What is Obstructive  Sleep Apnea?

Obstructive sleep apnea is a condition in which breathing stops involuntarily for brief periods of time during sleep. Normally, air flows smoothly from the mouth and nose into the lungs at all times. Periods when breathing stops are called apnea or apneic episodes. When this occurs the normal flow of air is repeatedly stopped throughout the night. The flow of air stops because airway space in the area of the throat is too narrow. Snoring is characteristic of obstructive sleep apnea. Snoring is caused by airflow squeezing through the narrowed airway space. Untreated sleep apnea can cause serious health problems such as:

  • heart disease
  • hypertension
  • stroke
  • diabetes

 

Proper diagnosis and treatment are essential to preventing complications.

 

Symptoms of Sleep Apnea

Sleep apnea causes episodes of decreased oxygen supply to the brain and other parts of the body. Sleep quality is poor, which causes daytime drowsiness and lack of clarity in the morning. People with sleep apnea may also experience the following symptoms:

  • headaches
  • moody
  • drowsy
  • forgetful
  • hyperactivity in children
  • depression
  • poor job performance
  • low libido

Daytime drowsiness puts people with sleep apnea at risk for motor vehicle crashes and industrial accidents. Treatment can help to completely relieve daytime drowsiness caused by sleep apnea.

 

Who is at Risk for Obstructive Sleep Apnea?

 

Risk for OSA increases if you have conditions or features that narrow the upper airway. Risk factors of OSA include:

  • children with large tonsils and adenoids
  • men with a collar size of 17 inches or more
  • women with a collar size of 16 inches or more
  • large tongue, which can block the airway
  • retrognathia, which is when your lower jaw is shorter than your upper jaw
  • a narrow palate or airway that collapses more easily

Heart disease is more common in obese people, and obesity is a risk factor of heart disease, high blood pressure, and sleep apnea.

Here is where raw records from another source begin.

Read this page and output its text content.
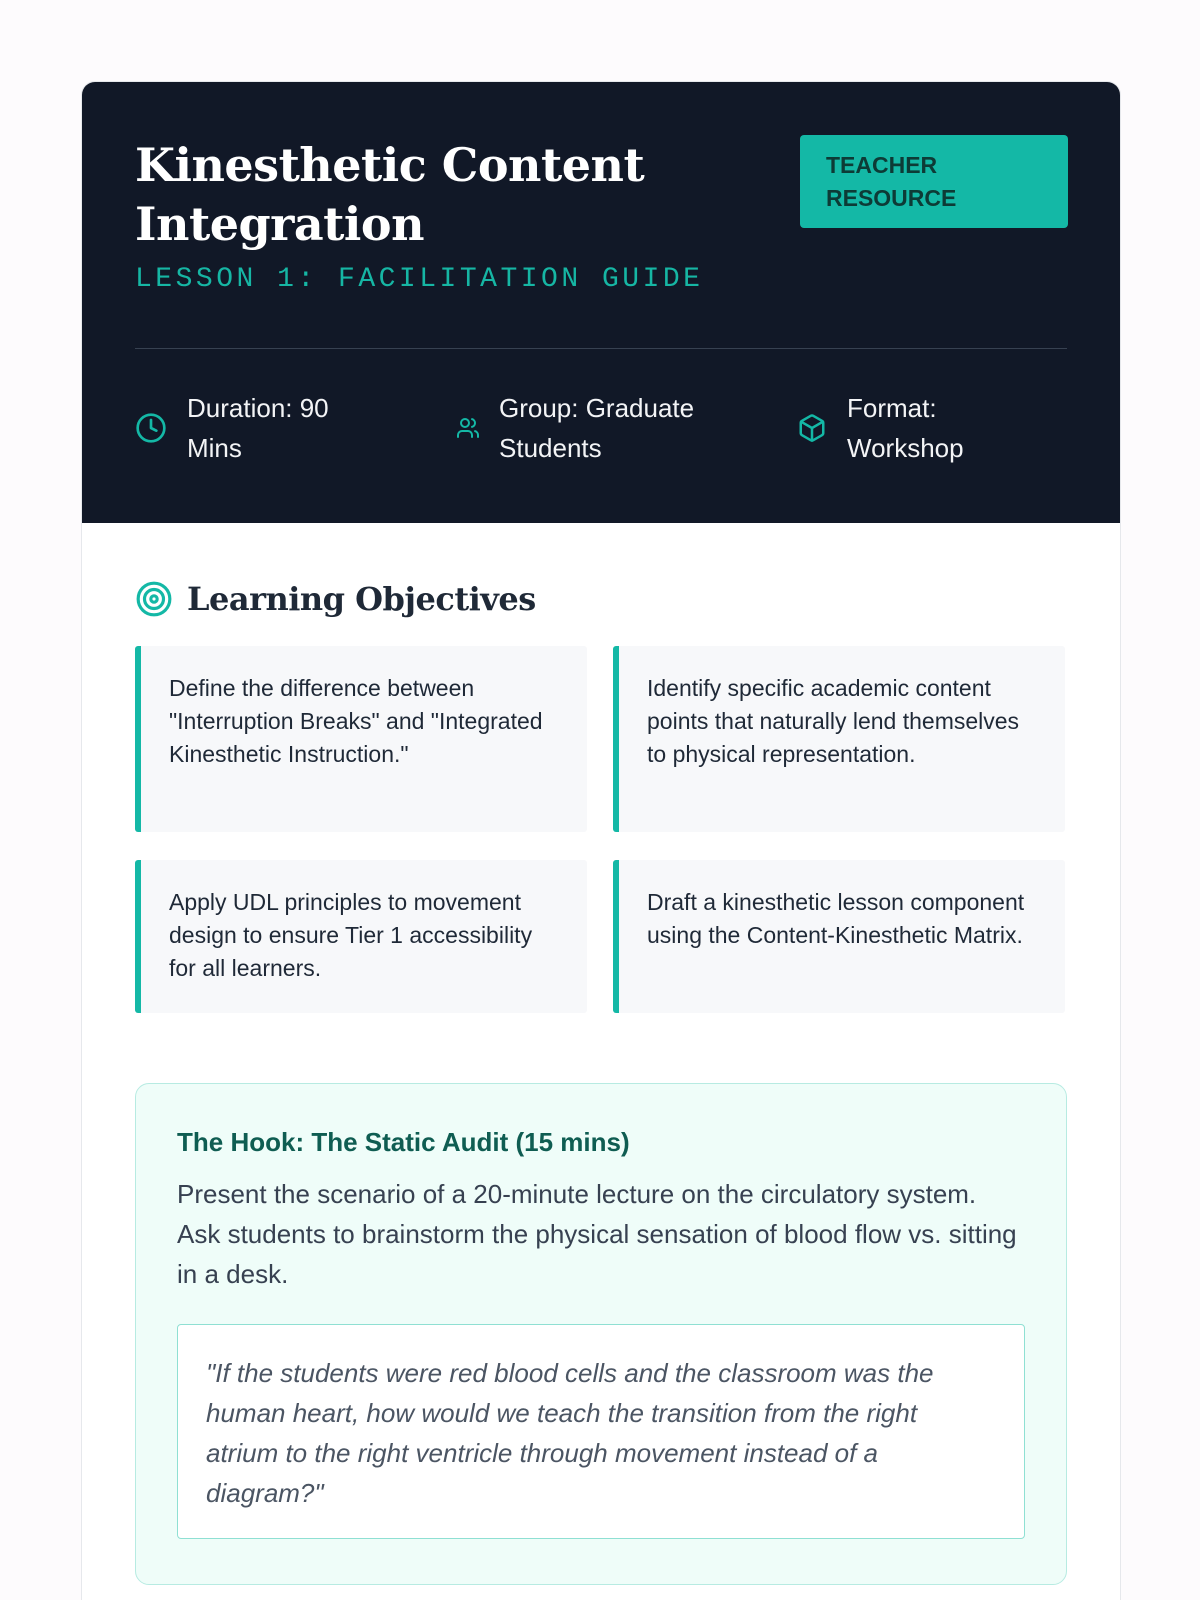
Kinesthetic Content Integration
LESSON 1: FACILITATION GUIDE
TEACHER RESOURCE
Duration: 90 Mins
Group: Graduate Students
Format: Workshop
Learning Objectives
Define the difference between "Interruption Breaks" and "Integrated Kinesthetic Instruction."
Identify specific academic content points that naturally lend themselves to physical representation.
Apply UDL principles to movement design to ensure Tier 1 accessibility for all learners.
Draft a kinesthetic lesson component using the Content-Kinesthetic Matrix.
The Hook: The Static Audit (15 mins)

Present the scenario of a 20-minute lecture on the circulatory system. Ask students to brainstorm the physical sensation of blood flow vs. sitting in a desk.

"If the students were red blood cells and the classroom was the human heart, how would we teach the transition from the right atrium to the right ventricle through movement instead of a diagram?"
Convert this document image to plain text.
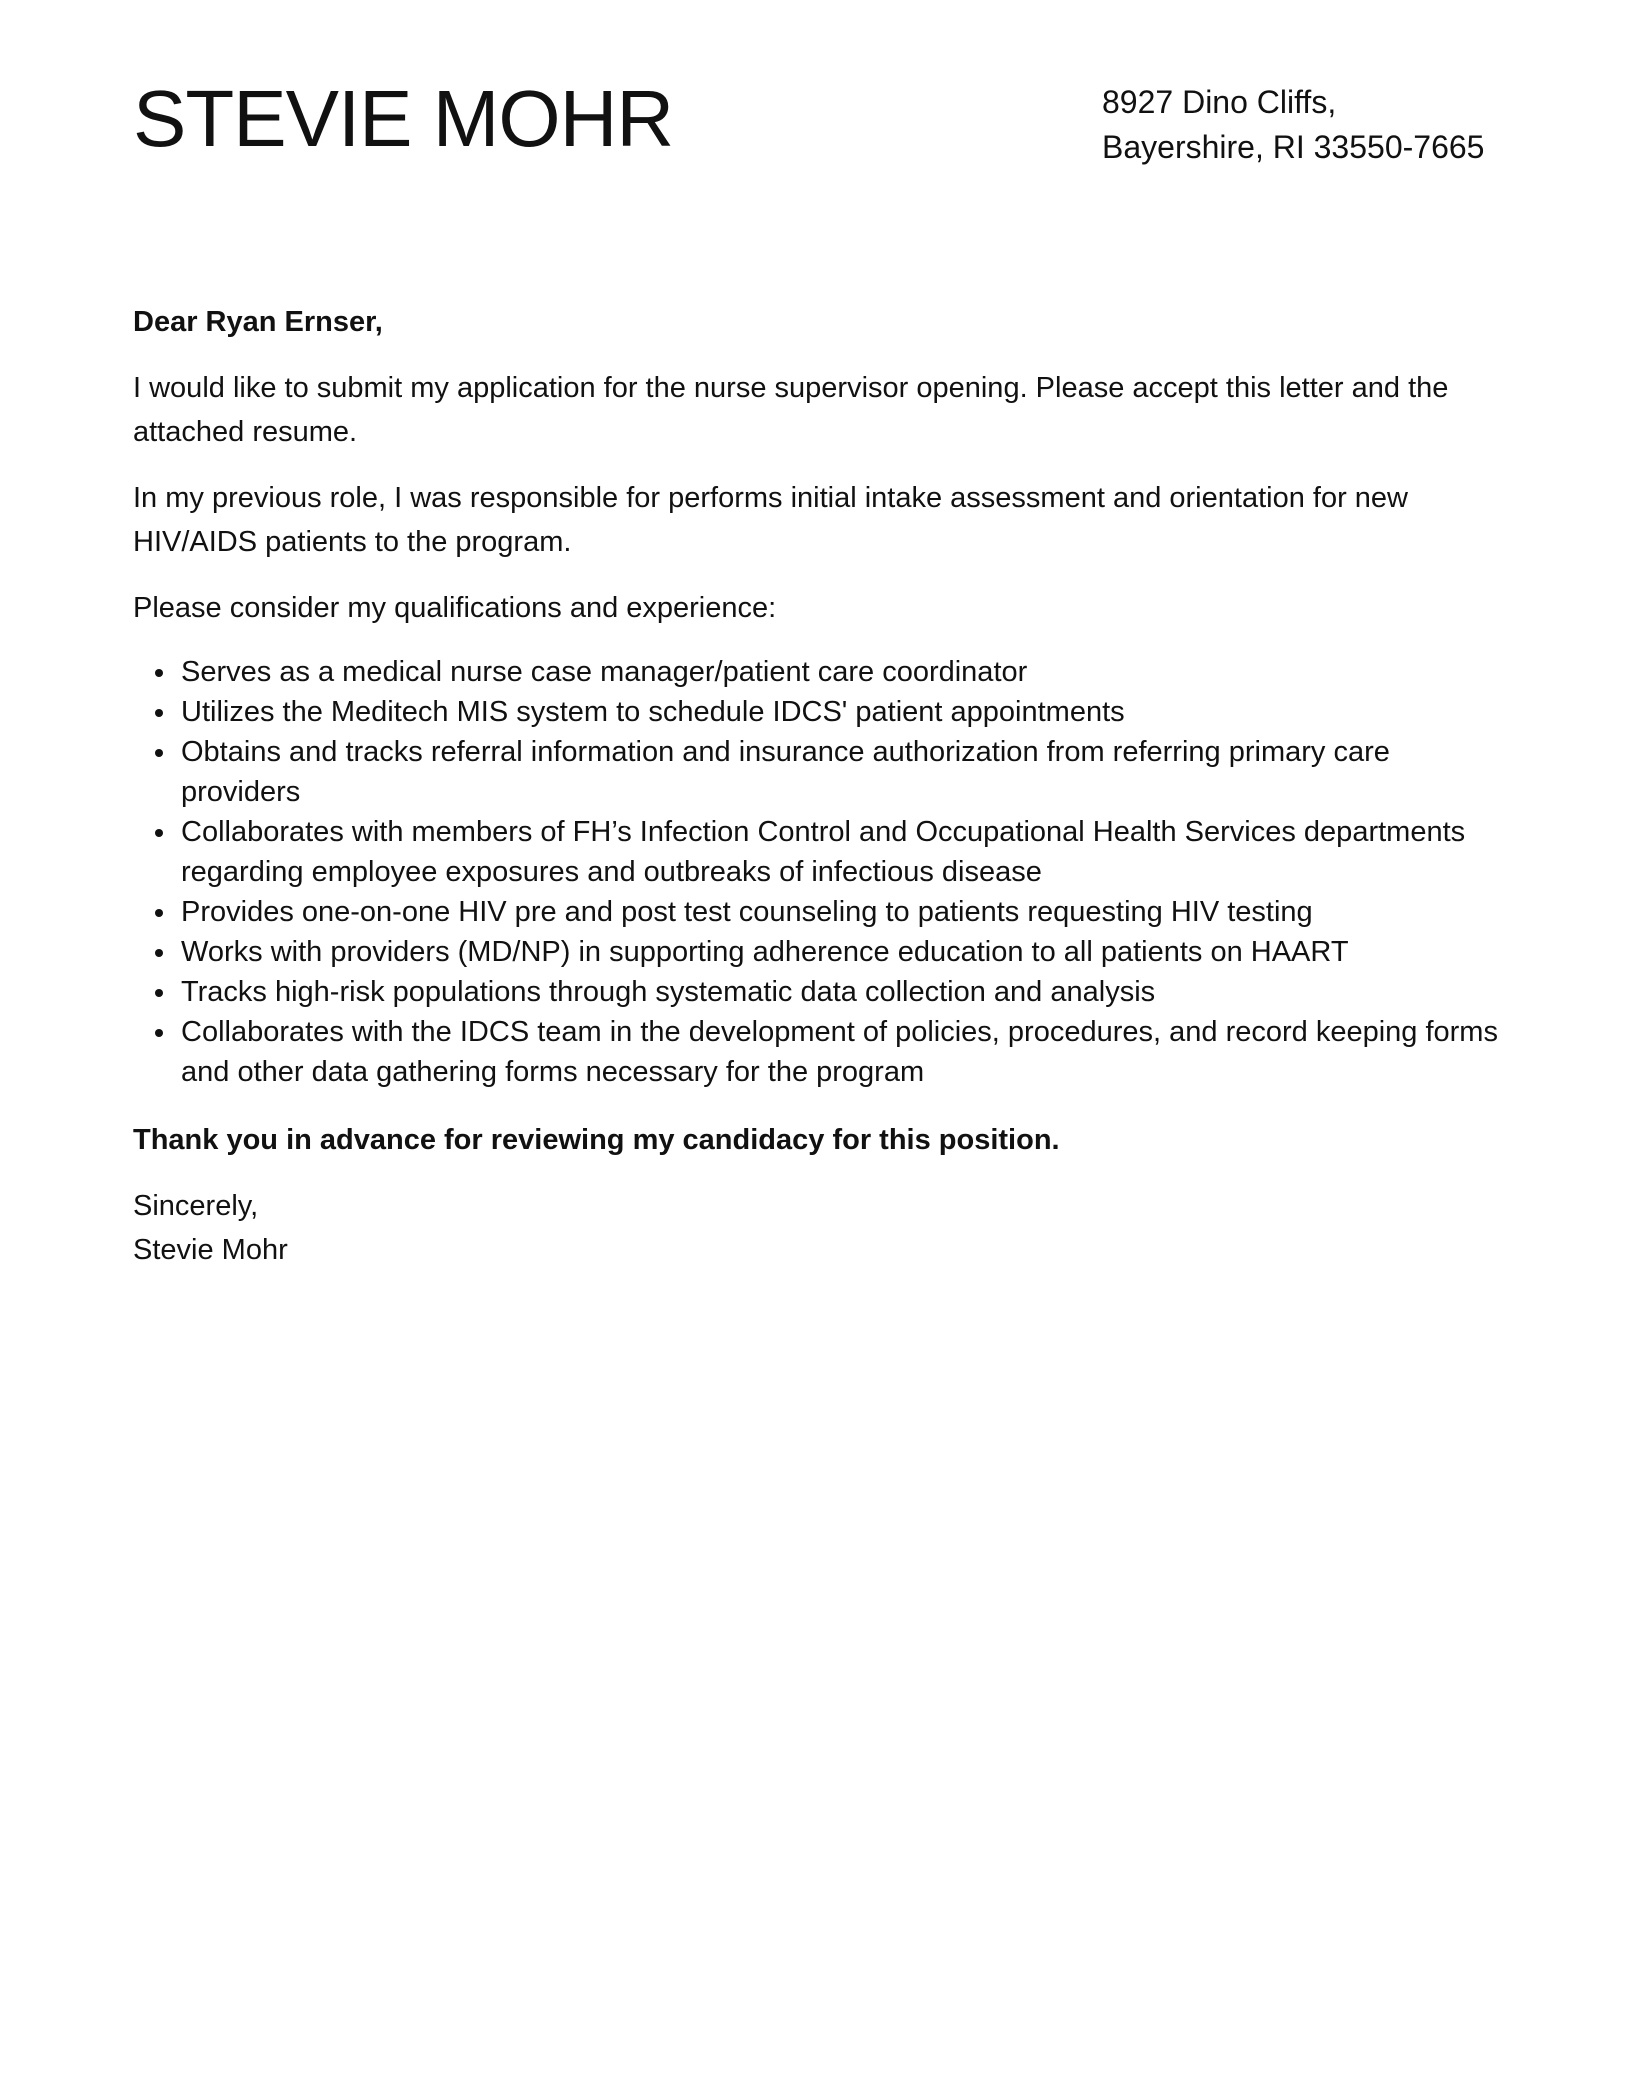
STEVIE MOHR	8927 Dino Cliffs,
Bayershire, RI 33550-7665

Dear Ryan Ernser,

I would like to submit my application for the nurse supervisor opening. Please accept this letter and the attached resume.

In my previous role, I was responsible for performs initial intake assessment and orientation for new HIV/AIDS patients to the program.

Please consider my qualifications and experience:

Serves as a medical nurse case manager/patient care coordinator
Utilizes the Meditech MIS system to schedule IDCS' patient appointments
Obtains and tracks referral information and insurance authorization from referring primary care providers
Collaborates with members of FH’s Infection Control and Occupational Health Services departments regarding employee exposures and outbreaks of infectious disease
Provides one-on-one HIV pre and post test counseling to patients requesting HIV testing
Works with providers (MD/NP) in supporting adherence education to all patients on HAART
Tracks high-risk populations through systematic data collection and analysis
Collaborates with the IDCS team in the development of policies, procedures, and record keeping forms and other data gathering forms necessary for the program

Thank you in advance for reviewing my candidacy for this position.

Sincerely,
Stevie Mohr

How is Obstructive Sleep Apnea Diagnosed?

A diagnosis of sleep apnea begins with a complete history and physical examination. A history of daytime drowsiness and snoring are important clues. Your doctor will examine your head and neck to identify any physical factors that are associated with sleep apnea. Your doctor may ask you to fill out a questionnaire about daytime drowsiness, sleep habits, and quality of sleep.

You should always talk to your doctor if you’re experiencing daytime drowsiness or consistently having problems sleeping. OSA has many different treatment options that can make symptoms manageable.